Creo con firmeza que los sistemas corruptos se estructuran sobre la incapacidad que tenemos los seres humanos para discernir sobre lo que es éticamente correcto o estéticamente correcto en su defecto. Es decir, las líneas éticas de nuestras acciones se confunden y ni si quiera sabemos diferenciar si algo que hacemos se ve feo o huele feo. Creemos que los parámetros de la ley nos dictan el actuar, pero las leyes no cubren a cabalidad el espectro de lo correcto y son torpes e inexactas. A la vez, los encargados de interpretar la ley y aplicarla son torpes e inexactos y su propias mentes se confunde con lo éticamente correcto y se justifican con el discurso subjetivo de la estética.
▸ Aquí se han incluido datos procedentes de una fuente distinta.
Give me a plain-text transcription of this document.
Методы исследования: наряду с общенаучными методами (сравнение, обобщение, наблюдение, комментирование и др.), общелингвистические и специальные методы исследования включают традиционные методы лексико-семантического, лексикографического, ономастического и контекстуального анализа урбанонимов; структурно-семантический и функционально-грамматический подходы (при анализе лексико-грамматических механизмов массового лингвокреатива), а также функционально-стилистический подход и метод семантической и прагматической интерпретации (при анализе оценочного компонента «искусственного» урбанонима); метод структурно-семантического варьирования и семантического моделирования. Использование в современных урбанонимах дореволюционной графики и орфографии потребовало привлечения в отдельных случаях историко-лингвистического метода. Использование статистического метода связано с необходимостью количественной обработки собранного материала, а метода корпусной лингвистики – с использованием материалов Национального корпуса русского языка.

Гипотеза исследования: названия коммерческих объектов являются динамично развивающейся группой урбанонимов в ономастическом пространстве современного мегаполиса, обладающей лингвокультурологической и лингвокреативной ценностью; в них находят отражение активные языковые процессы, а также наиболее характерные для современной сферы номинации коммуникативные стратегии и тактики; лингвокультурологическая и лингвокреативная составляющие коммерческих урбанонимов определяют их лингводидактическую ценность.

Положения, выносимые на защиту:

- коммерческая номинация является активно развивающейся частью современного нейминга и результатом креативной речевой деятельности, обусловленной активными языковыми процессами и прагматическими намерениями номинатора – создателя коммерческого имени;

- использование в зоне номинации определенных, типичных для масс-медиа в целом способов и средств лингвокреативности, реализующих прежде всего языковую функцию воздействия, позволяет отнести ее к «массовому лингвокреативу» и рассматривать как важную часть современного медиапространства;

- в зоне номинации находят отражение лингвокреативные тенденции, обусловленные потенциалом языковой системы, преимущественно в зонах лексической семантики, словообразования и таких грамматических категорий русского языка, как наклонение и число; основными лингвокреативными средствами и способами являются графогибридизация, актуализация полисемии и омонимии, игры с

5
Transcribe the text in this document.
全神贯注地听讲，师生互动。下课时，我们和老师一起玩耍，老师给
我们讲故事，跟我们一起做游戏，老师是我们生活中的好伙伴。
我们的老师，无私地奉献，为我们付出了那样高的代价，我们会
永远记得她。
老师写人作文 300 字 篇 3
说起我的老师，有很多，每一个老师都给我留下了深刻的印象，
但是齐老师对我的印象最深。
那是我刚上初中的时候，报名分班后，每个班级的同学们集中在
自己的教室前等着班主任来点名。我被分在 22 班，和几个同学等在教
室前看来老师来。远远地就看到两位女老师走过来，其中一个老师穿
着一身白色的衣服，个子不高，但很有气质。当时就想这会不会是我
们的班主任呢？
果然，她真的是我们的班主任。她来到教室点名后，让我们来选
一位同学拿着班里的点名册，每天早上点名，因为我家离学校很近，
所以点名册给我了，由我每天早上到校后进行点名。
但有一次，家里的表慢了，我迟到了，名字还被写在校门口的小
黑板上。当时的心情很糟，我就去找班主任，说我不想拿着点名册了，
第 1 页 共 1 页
Pero la vida nos pone día a día en la prueba del discernimiento. No diferencia bien entre quién parquea en una vía principal  a hacer una vuelta rápida en el banco, quién hace doble o triple línea en un  semáforo de cruce y quién se cuela en la fila de un concierto. No nos enseña nada sobre la belleza el mejor jugador de fútbol del mundo que hace un gol con la mano en un partido de mundial y que 30 años después visita con regalos al arbitro del partido. No desarrollan los niños sus papilas olfativas para saber si algo huele feo cuando un técnico de futbol les enseña a simular faltas o a pegarle al contrincante cuando nadie los está viendo. No sabemos de estética cuando en la edad adulta vemos ejecutivos en empresas privadas cobrando a sus proveedores porcentajes por darles un contrato. Y cómo vamos a deleitarnos con la belleza si nuestras mismas empresas nos enseñan a hacer todo lo feo posible por mostrar un resultado. Pues bien, en la cotidianidad de la vida nos exponemos y desarrollamos el discernimiento y si el ejemplo que damos no se ve bien no esperemos que aquellos que formamos y forjamos lo hagan mejor.

Tendemos a pensar que la ética y la estética se enseñan en libros de filósofos encumbrados con lenguaje inexpugnable. Pero no, la ética y su dimensión estética se aprenden en la experiencia, en el desarrollo de habilidades humanas que nos permiten diferenciar y elegir lo que no es tan solo correcto para mí sino para las relaciones y el sistema en el que convivo.


Es por ello que el problema es más complejo, solo en el desarrollo de elegir lo que es correcto podremos convivir entre las fisuras de lo inexacto y torpe de las leyes. Sin ello, “hecha la ley, hecha la trampa”.